Lukas Dhont tem deixado a sua marca no cinema europeu contemporâneo sobretudo pela forma como observa os corpos como o primeiro campo de batalha. Assim foi em Girl (2018), onde iniciou um percurso que se tem mantido constante em olhar para figuras que não cabem bem na ideia tradicional de masculinidade.
Esse enquadramento de estudo de vulnerabilidades, muitas vezes exibida em confronto com a vergonha e a pressão de parecer “normal” perante o olhar social, encontrou extensão em Close, onde a amizade entre dois rapazes é destruída pelo olhar dos outros, originando uma tragédia que vai invocar o sentimento de culpa, a perda e o luto.
Tudo isto encaixa também em Coward, a terceira longa-metragem do cineasta, que mantém o seu interesse e estudo na na intimidade masculina e na exposição dos afetos que a sociedade torna perigosos. Agora, porém, o belga desloca esse universo da adolescência contemporânea para a Primeira Guerra Mundial, explorando a impossibilidade de viver um desejo queer fora da suspensão brutal da guerra.
No centro do filme estão Pierre (Emmanuel Macchia), um soldado reservado e discreto, que os colegas dizem que é “caladinho que nem um rato”. Por entre missões de logística no combate, onde carrega artilharia, este agricultor transformado em soldado descobre algum encanto quando conhece Francis (Valentin Campagne), um colega mais expansivo, carismático e assumidamente teatral. Estrela de uma companhia amadora formada dentro do próprio regimento, Francis encontrou aí uma posição possível para existir no quadro do combate, como entertainer das tropas.
Dhont filma com a delicadeza que lhe é comum, ainda que aqui mais contido do que em trabalhos anteriores, a aproximação entre os dois soldados que, por entre ensaios, atuações e intervalos dos combates, vão iniciar uma relação. Se por um lado o regimento aceita, e até celebra, as performances femininas de Francis em palco, que incluem canto e dançar o Cancan, essa abertura tem fronteiras muito claras: o travestismo é tolerado (e até aplaudido por generais em cena) enquanto artifício teatral e pausa lúdica no horror da guerra, mas o amor entre dois homens, esse, continua a ter de permanecer escondido.
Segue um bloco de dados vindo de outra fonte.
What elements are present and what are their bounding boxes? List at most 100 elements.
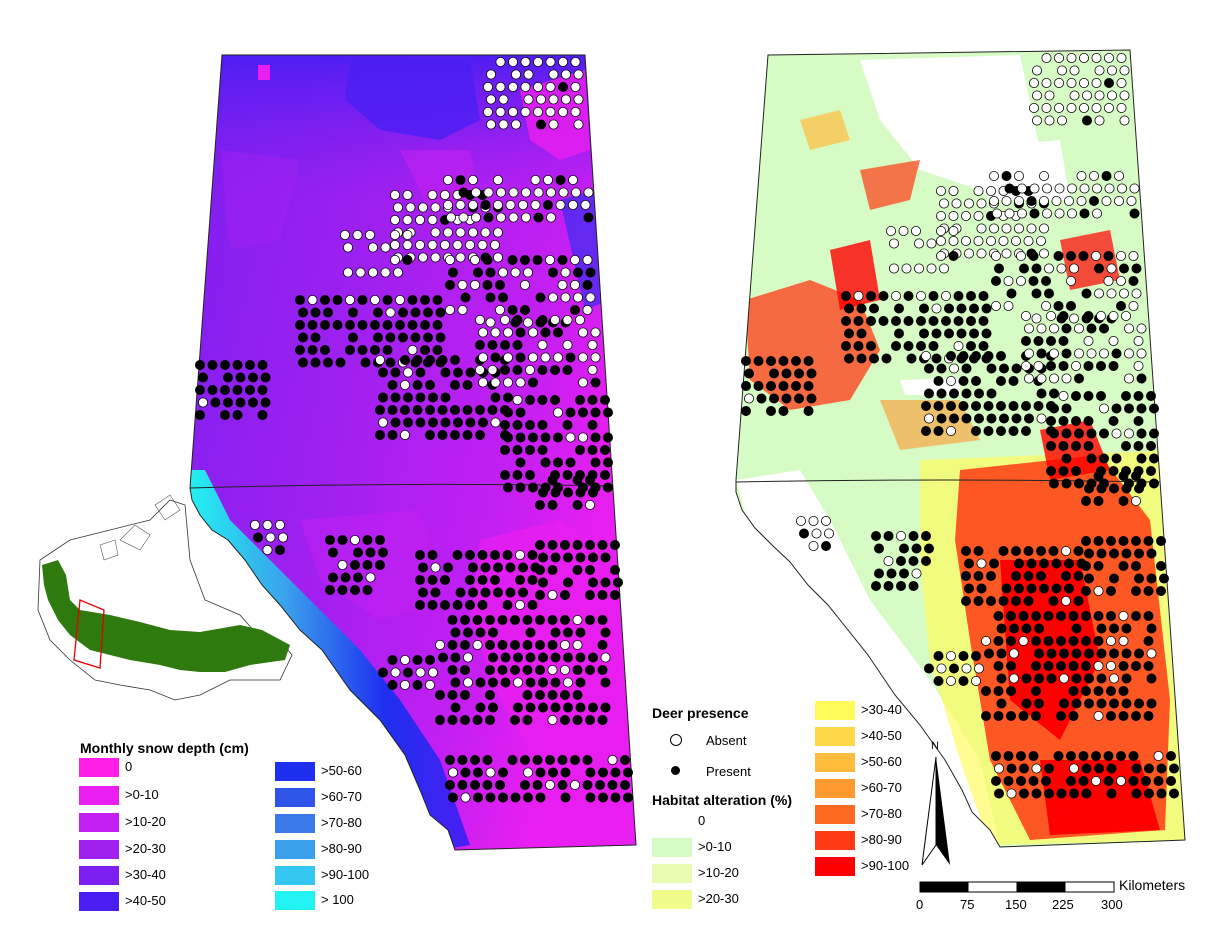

Ainda assim, é no interior da guerra, entre a morte, o medo e a destruição, que a intimidade entre Pierre e Francis encontra um abrigo provisório, algo que dificilmente poderia existir na sociedade civil. O campo de batalha, lugar máximo da violência, torna-se assim, de forma quase perversa, um espaço inesperado de conforto, desde que ambos se mantenham longe das mortíferas trincheiras.
Por isso mesmo, à medida que a guerra avança e a relação dos dois se intensifica, Francis e Pierre começam a temer não apenas a brutalidade da morte, inerente a qualquer guerra, mas também o eventual fim do conflito, onde o regresso à “normalidade” pode significar o retorno a uma vida tradicional, onde o amor no masculino deixaria de ser possível. Nessa linha, e numa segunda camada, Dhont alarga ainda a escala de observação ao termo cobardia que dá nome ao filme. Fá-lo questionando se estamos perante uma falha moral, mas também como acusação social. Quem é afinal o cobarde? O soldado que teme morrer, o homem que esconde o desejo para sobreviver, ou a sociedade que só permite certas liberdades quando estas estão disfarçadas de espetáculo, guerra ou exceção?
A questão fica para o espectador responder.